Заканчивая свое письмо, Островский советовал Чехову перейти от зарисовок к картине, «от отдельных аккордов — к мелодии»: «Хочется думать, что сила таланта не истратится по мелочам <…> и что мы дождемся, наконец, хорошего русского романа; романа, т. е. не жанровых картинок, не одних рассказов, порожденных временным субъективным настроением автора, а объективного изображения современного общества, с его чувствованием и пониманием жизни, с его верованиями, идеалами, или по крайней мере с его поисками за верованием, с его тоской по отсутствующему идеалу» (ГБЛ; опубл. в статье: С. Д. Балухатый. Вокруг «Степи». — «А. П. Чехов и наш край». Ростов-на-Дону, 1935, стр. 130–133).

О том, что Чехов должен обратиться к роману, говорилось еще в одном письме-отклике первых читателей «Степи». Чехов получил его 9 марта 1888 г. (помечено его рукой: «88, III, 9»; см. илл. на стр. 93). Здесь говорилось: «Я прочла всё два раза. Только ведь это что-то вроде начала или просто отрывочек из чего-то большого и, должно быть, тоже прекрасного.
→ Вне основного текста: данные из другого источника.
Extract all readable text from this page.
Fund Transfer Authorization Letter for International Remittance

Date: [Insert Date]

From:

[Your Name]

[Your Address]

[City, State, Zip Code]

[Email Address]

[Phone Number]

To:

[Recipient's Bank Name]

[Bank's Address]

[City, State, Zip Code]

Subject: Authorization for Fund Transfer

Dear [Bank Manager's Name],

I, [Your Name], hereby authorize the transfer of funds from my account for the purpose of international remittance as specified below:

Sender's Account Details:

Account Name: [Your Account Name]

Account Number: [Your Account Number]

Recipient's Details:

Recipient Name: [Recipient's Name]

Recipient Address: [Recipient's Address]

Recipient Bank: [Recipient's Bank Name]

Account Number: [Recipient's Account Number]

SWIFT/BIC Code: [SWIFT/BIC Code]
Теперь вот, думаю я, настало то время, когда Вы должны бы были задумать большой труд, который бы составил Вам имя <…> Часто, когда я читаю Гоголя и Толстого, у меня рождается страстное желание расцеловать у них руки <…> скажу Вам искреннюю правду, что это же желание родилось во мне, когда я читала Вашу „Степь“. Ничего такого, как „Степь“, Вы еще не писали <…> Только что-то особенное поражает меня в ней: в каждой строчке сквозит какая-то тихая, сдержанная грусть и страстное искание чего-то <…> Как будто Вы несчастливы» (ГБЛ). Судя по характерным приметам почерка, автором этого письма, подписанного буквой «М», была, вероятно, Л. С. Мизинова.
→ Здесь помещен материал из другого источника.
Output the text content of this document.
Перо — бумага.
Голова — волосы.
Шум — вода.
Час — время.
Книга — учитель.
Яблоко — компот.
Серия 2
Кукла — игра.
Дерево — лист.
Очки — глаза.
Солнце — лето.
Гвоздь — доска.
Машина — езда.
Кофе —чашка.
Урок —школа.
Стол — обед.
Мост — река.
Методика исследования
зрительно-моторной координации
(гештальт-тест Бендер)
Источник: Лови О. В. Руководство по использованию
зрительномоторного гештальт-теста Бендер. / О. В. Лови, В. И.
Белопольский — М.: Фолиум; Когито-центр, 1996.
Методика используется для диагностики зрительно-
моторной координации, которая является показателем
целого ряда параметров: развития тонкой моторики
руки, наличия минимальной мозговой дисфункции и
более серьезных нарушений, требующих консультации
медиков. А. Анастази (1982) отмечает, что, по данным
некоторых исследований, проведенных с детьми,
Первая повесть Чехова широко обсуждалась в литературной среде. «Сколько я похвал слышу Вашей „Степи“!» — писал Плещеев 10 марта 1888 г. (ГБЛ; ЛН, т. 68, стр. 312). В эти же дни К. С. Баранцевич сообщал Чехову: «„Степь“ Вашу прочел, — очень нравится; кое с кем из литературной братии ломаю из-за нее копья» (ГБЛ, письмо от 8 марта 1888 г.).
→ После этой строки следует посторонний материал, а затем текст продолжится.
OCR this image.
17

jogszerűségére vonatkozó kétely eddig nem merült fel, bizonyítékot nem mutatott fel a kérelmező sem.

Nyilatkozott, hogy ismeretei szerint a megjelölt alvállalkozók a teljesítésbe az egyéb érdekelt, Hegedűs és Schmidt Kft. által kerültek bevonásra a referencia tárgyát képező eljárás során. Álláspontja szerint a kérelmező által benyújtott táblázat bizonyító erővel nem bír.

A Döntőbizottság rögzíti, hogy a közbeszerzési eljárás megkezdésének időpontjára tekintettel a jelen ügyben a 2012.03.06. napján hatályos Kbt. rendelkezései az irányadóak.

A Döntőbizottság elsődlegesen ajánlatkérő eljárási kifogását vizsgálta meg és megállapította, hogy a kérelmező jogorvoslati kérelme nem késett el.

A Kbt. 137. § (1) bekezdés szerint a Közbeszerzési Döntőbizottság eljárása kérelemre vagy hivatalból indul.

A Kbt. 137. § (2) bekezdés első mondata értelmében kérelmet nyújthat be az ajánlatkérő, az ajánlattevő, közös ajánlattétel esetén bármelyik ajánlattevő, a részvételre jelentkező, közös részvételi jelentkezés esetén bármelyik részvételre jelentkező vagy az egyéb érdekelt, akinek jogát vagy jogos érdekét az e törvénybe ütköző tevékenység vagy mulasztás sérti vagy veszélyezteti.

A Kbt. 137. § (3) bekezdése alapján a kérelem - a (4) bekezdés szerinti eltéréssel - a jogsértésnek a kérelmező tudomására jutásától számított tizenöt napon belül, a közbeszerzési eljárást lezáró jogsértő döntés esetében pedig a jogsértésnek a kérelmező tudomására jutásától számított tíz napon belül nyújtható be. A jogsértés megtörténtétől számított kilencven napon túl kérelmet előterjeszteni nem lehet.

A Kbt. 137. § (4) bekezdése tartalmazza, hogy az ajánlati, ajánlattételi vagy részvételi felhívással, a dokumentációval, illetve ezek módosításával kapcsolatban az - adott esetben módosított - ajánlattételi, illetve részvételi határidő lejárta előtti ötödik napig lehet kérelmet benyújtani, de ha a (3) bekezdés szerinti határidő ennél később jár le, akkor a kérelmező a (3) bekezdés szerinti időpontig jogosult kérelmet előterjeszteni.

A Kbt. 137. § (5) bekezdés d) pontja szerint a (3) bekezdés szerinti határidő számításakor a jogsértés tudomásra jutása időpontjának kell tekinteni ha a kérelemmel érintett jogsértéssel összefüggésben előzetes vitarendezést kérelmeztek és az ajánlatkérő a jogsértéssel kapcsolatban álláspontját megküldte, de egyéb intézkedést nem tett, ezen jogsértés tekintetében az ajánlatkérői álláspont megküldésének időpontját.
Сразу же после выхода в свет мартовского номера «Северного вестника» Ал. П. Чехов в большом письме от 4 марта 1888 г. рассказывал брату о том впечатлении, которое «Степь» произвела в Петербурге: «Первым прочел Суворин и забыл выпить чашку чаю. При мне Анна Ивановна меняла ее три раза. Увлекся старичина <…> Петерсен ходит на голове от восторга <…> Нравится ему особенно то философское мнение, что человек живет прошедшим <…> В радостном исступлении он чуть не съел меня и изругал всех сотрудников за то, что они осмеливаются марать бумагу и печать своим бездарным строчничаньем в то время, когда существуют мощные могикане <…> Буренин тоже радуется и свою радость вылил в фельетоне, которого я еще не читал, ибо пишу ранее, нежели мне принесли газету. Но сообщить тебе он велел следующее: Написано чудесно. Такие описания степи, как твое, он читал только у Гоголя и Толстого. Гроза, собиравшаяся, но не разразившаяся, — верх совершенства. Лица — кроме жидов — как живые. Но ты не умеешь еще писать повестей: из каждого печатного листа можно сделать отдельный рассказ, но твоя „Степь“ есть начало или, вернее, пролог большой вещи, которую ты пишешь. Все Короленки и Гаршины перед тобою бледнеют (так и напишите ему: бледнеют). Ты самый выдающийся и единственный из современных молодых писателей. „Пусть только большое напишет… “. Итак, Антоша, пиши большое» (ГБЛ; Письма Ал. Чехова, стр. 197–198).